Critical regions of the Vibrio fischeri luxR protein defined by mutational analysis

Abstract

Expression of Vibrio fischeri luminescence genes requires an inducer, termed autoinducer, and a positive regulatory element, the luxR gene product. A plasmid containing a tac promoter-controlled luxR was mutagenized in vitro with hydroxylamine, and luxR mutant plasmids were identified by their inability to complement a luxR deletion mutation in trans. Sixteen luxR mutant plasmids were obtained, ten of which encoded full-length but inactive luxR gene products as demonstrated by a Western immunoblot analysis. The effects of 1 of the 10 mutations could be overcome by the addition of autoinducer at a high concentration.
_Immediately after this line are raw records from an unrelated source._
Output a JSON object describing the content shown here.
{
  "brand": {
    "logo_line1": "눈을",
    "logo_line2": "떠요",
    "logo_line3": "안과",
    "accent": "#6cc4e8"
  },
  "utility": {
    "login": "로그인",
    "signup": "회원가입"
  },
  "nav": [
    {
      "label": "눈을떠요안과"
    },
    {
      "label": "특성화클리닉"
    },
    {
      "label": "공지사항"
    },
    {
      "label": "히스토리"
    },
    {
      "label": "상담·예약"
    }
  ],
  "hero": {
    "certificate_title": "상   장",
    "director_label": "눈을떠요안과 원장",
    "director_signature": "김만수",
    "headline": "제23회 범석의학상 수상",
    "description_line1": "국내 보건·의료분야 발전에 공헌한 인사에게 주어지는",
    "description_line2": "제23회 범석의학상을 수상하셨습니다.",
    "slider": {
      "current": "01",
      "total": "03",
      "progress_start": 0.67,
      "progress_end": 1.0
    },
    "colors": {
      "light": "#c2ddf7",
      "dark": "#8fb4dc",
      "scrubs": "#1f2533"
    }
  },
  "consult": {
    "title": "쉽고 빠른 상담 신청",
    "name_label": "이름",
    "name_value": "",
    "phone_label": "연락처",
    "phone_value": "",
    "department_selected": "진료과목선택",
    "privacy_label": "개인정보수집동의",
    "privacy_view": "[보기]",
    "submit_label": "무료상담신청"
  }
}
The mutations in each of the 10 mutant plasmids that directed the synthesis of an inactive LuxR protein were identified by DNA sequencing. Of the 10 proteins encoded by the mutant luxR plasmids, 9 differed from the normally active LuxR in only a single amino acid residue. The amino acid residue substitutions in the proteins encoded by the nine mutant luxR genes clustered in two regions. One region around the middle of the polypeptide encoded by luxR was hypothesized to represent an autoinducer-binding domain, and the other region towards the carboxy terminus of the gene product was hypothesized to constitute a lux operator DNA-binding domain or a lux operator DNA recognition domain.